Yogyakarta, Oktober 2025 — Dr. Marko Ferdian Salim., S.K.M., M.P.H., peneliti dari Departemen Layanan dan Informasi Kesehatan (DLIKES), Sekolah Vokasi Universitas Gadjah Mada, berhasil mengembangkan GEODANCE (Geospatial Dengue Analysis and Surveillance Framework), sebuah sistem interaktif berbasis R-Shiny yang dirancang untuk memantau dan menganalisis penyebaran Demam Berdarah Dengue (DBD) secara spasial di wilayah Daerah Istimewa Yogyakarta. Framework ini dikembangkan sebagai inovasi teknologi pendukung sistem surveilans kesehatan masyarakat yang lebih responsif, integratif, dan berbasis data spasial. GEODANCE menggabungkan kekuatan data analytics dengan pemodelan spasial untuk memetakan wilayah dengan tingkat risiko relatif tinggi terhadap kasus DBD.

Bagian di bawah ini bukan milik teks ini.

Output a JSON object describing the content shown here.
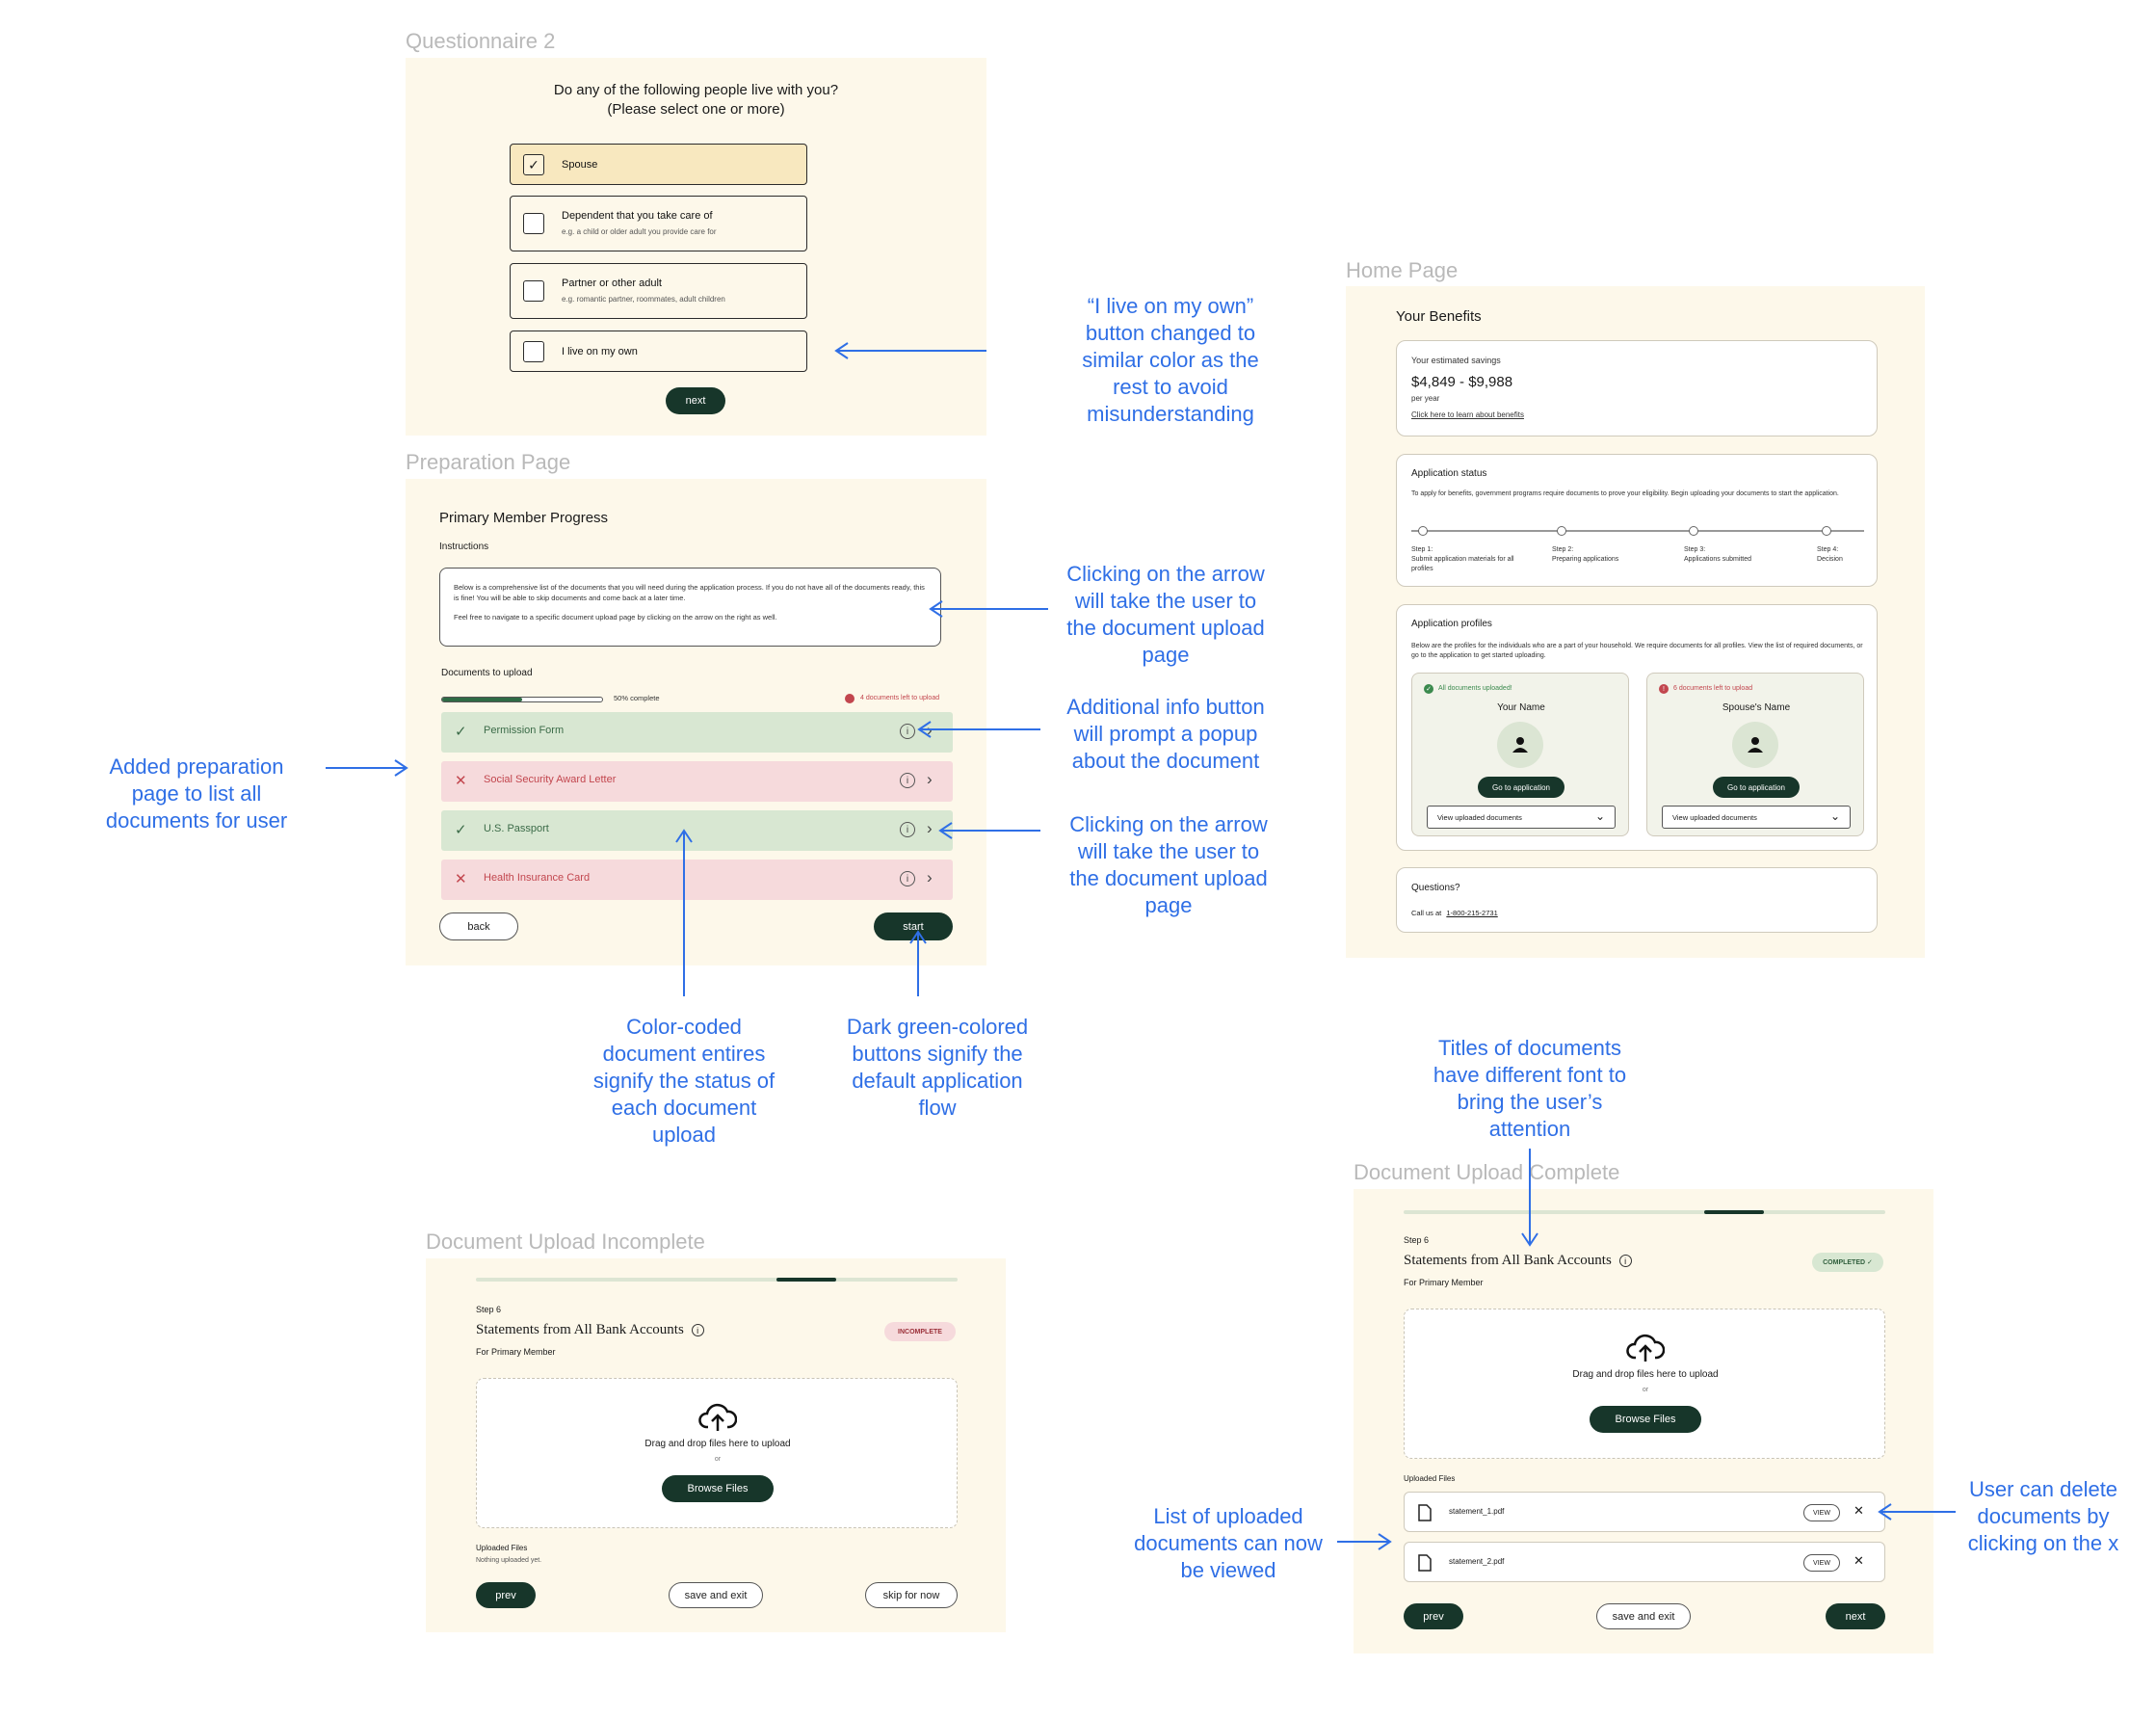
{
  "frames": {
    "questionnaire_title": "Questionnaire 2",
    "preparation_title": "Preparation Page",
    "home_title": "Home Page",
    "incomplete_title": "Document Upload Incomplete",
    "complete_title": "Document Upload Complete"
  },
  "questionnaire": {
    "question_line1": "Do any of the following people live with you?",
    "question_line2": "(Please select one or more)",
    "options": [
      {
        "label": "Spouse",
        "sub": "",
        "checked": true
      },
      {
        "label": "Dependent that you take care of",
        "sub": "e.g. a child or older adult you provide care for",
        "checked": false
      },
      {
        "label": "Partner or other adult",
        "sub": "e.g. romantic partner, roommates, adult children",
        "checked": false
      },
      {
        "label": "I live on my own",
        "sub": "",
        "checked": false
      }
    ],
    "next_label": "next"
  },
  "preparation": {
    "heading": "Primary Member Progress",
    "instructions_label": "Instructions",
    "instructions_p1": "Below is a comprehensive list of the documents that you will need during the application process. If you do not have all of the documents ready, this is fine! You will be able to skip documents and come back at a later time.",
    "instructions_p2": "Feel free to navigate to a specific document upload page by clicking on the arrow on the right as well.",
    "docs_label": "Documents to upload",
    "progress_text": "50% complete",
    "progress": 0.5,
    "docs_left": "4 documents left to upload",
    "documents": [
      {
        "name": "Permission Form",
        "status": "done"
      },
      {
        "name": "Social Security Award Letter",
        "status": "missing"
      },
      {
        "name": "U.S. Passport",
        "status": "done"
      },
      {
        "name": "Health Insurance Card",
        "status": "missing"
      }
    ],
    "back_label": "back",
    "start_label": "start"
  },
  "home": {
    "heading": "Your Benefits",
    "savings_label": "Your estimated savings",
    "savings_value": "$4,849 - $9,988",
    "savings_period": "per year",
    "savings_link": "Click here to learn about benefits",
    "status_label": "Application status",
    "status_desc": "To apply for benefits, government programs require documents to prove your eligibility. Begin uploading your documents to start the application.",
    "steps": [
      {
        "num": "Step 1:",
        "text": "Submit application materials for all profiles"
      },
      {
        "num": "Step 2:",
        "text": "Preparing applications"
      },
      {
        "num": "Step 3:",
        "text": "Applications submitted"
      },
      {
        "num": "Step 4:",
        "text": "Decision"
      }
    ],
    "profiles_label": "Application profiles",
    "profiles_desc": "Below are the profiles for the individuals who are a part of your household. We require documents for all profiles. View the list of required documents, or go to the application to get started uploading.",
    "profiles": [
      {
        "status": "All documents uploaded!",
        "name": "Your Name",
        "button": "Go to application",
        "dropdown": "View uploaded documents",
        "status_color": "#3b8a4e"
      },
      {
        "status": "6 documents left to upload",
        "name": "Spouse's Name",
        "button": "Go to application",
        "dropdown": "View uploaded documents",
        "status_color": "#c2464e"
      }
    ],
    "questions_label": "Questions?",
    "call_label": "Call us at",
    "phone": "1-800-215-2731"
  },
  "upload_incomplete": {
    "step": "Step 6",
    "title": "Statements from All Bank Accounts",
    "badge": "INCOMPLETE",
    "subtitle": "For Primary Member",
    "drop_text": "Drag and drop files here to upload",
    "or_text": "or",
    "browse_label": "Browse Files",
    "uploaded_label": "Uploaded Files",
    "empty_text": "Nothing uploaded yet.",
    "prev_label": "prev",
    "save_label": "save and exit",
    "skip_label": "skip for now"
  },
  "upload_complete": {
    "step": "Step 6",
    "title": "Statements from All Bank Accounts",
    "badge": "COMPLETED ✓",
    "subtitle": "For Primary Member",
    "drop_text": "Drag and drop files here to upload",
    "or_text": "or",
    "browse_label": "Browse Files",
    "uploaded_label": "Uploaded Files",
    "files": [
      {
        "name": "statement_1.pdf",
        "view": "VIEW"
      },
      {
        "name": "statement_2.pdf",
        "view": "VIEW"
      }
    ],
    "prev_label": "prev",
    "save_label": "save and exit",
    "next_label": "next"
  },
  "annotations": {
    "live_alone": [
      "“I live on my own”",
      "button changed to",
      "similar color as the",
      "rest to avoid",
      "misunderstanding"
    ],
    "arrow_instr": [
      "Clicking on the arrow",
      "will take the user to",
      "the document upload",
      "page"
    ],
    "info_button": [
      "Additional info button",
      "will prompt a popup",
      "about the document"
    ],
    "arrow_row": [
      "Clicking on the arrow",
      "will take the user to",
      "the document upload",
      "page"
    ],
    "added_prep": [
      "Added preparation",
      "page to list all",
      "documents for user"
    ],
    "color_coded": [
      "Color-coded",
      "document entires",
      "signify the status of",
      "each document",
      "upload"
    ],
    "dark_green": [
      "Dark green-colored",
      "buttons signify the",
      "default application",
      "flow"
    ],
    "titles_font": [
      "Titles of documents",
      "have different font to",
      "bring the user’s",
      "attention"
    ],
    "list_uploaded": [
      "List of uploaded",
      "documents can now",
      "be viewed"
    ],
    "delete": [
      "User can delete",
      "documents by",
      "clicking on the x"
    ]
  },
  "colors": {
    "frame_bg": "#fdf8ea",
    "dark_green": "#17362a",
    "annotation_blue": "#2f6fe6",
    "done_row": "#d8e7d2",
    "missing_row": "#f6dadc"
  }
}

“Melalui GEODANCE, pemangku kepentingan dapat memantau tren kasus DBD, memvisualisasikan distribusi spasial kasus, dan mengidentifikasi wilayah prioritas intervensi secara cepat dan akurat,” ujar Marko Ferdian Salim, peneliti sekaligus pengembang sistem ini. Menurutnya, integrasi data spasial dengan pendekatan statistik berbasis model spasial memberikan gambaran yang lebih komprehensif tentang dinamika penyebaran penyakit menular di tingkat lokal.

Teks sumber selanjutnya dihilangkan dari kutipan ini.